Minister for Health, Government of Bihar
- In office 1997–2000

Personal details
- Party: Rashtriya Janata Dal
- Parent: Adhiklal Singh (father);

= Surendra Prasad Singh Kushwaha =

Indian politician

Surendra Prasad Singh also known as Surendra Singh Kushwaha is an Indian politician and former member of Bihar Legislative Assembly from Amarpur Assembly constituency in Banka district of Bihar. Singh has served as the member of Bihar Legislative Assembly for three terms. He won four elections from Amarpur constituency from 1995 to 2010, as a candidate of Rashtriya Janata Dal.
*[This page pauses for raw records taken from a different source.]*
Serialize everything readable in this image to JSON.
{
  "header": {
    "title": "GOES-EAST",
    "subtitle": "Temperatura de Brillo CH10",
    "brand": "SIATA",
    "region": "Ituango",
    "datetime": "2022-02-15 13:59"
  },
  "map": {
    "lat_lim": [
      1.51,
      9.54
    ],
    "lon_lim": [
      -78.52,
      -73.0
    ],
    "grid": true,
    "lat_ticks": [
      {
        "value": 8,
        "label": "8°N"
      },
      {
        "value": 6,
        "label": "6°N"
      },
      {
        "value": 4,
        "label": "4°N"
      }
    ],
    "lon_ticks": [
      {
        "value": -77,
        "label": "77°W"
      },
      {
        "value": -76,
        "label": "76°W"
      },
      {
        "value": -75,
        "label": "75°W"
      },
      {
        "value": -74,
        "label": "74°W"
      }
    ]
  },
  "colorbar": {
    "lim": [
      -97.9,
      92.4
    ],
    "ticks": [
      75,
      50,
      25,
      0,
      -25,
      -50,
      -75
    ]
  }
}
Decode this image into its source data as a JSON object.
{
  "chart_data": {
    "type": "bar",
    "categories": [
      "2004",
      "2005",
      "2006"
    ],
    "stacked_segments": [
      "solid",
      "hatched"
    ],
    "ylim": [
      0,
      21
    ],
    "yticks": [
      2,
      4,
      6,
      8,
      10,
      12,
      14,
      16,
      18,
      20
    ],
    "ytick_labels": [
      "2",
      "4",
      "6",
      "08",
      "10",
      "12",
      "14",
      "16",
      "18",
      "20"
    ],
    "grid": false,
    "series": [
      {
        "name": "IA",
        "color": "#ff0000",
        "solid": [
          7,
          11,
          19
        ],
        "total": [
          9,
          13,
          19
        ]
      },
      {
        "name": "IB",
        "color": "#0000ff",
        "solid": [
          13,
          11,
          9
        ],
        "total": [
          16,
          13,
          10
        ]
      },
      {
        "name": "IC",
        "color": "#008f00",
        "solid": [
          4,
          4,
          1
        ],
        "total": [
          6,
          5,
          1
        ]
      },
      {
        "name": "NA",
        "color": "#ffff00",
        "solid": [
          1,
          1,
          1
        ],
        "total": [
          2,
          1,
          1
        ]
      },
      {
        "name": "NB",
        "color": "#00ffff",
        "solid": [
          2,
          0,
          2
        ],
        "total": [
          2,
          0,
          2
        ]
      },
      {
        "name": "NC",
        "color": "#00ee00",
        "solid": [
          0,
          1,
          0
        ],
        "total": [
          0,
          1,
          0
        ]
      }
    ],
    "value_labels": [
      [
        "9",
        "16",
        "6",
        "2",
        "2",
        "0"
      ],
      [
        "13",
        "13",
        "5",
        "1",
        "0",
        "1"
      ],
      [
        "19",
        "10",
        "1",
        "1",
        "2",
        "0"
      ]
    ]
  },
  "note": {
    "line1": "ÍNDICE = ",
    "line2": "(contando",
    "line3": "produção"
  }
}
He was defeated in 2010 assembly elections by Janardan Manjhi, which caused an end to his career as active politician.

==Political career==
Singh has worked with Rashtriya Janata Dal, and has remained three term Member of Bihar Legislative Assembly, as a candidate of RJD. However, long after his electoral defeat in 2010 Assembly elections, he joined Rashtriya Lok Samata Party led by Upendra Kushwaha.The accession to RLSP took place at a conference organised by RLSP for pushing reforms in education sector in the state of Bihar; this conference was named "Shiksha Sudhar Sankalp Mahabhiyan" (the great pledge for educational reform).

He also served as Minister for Health in the Government of Bihar from 1997 to 2000. Besides this, he was also a former speaker of Bihar Legislative Assembly. In 2023, he joined Bharatiya Janata Party with his supporters.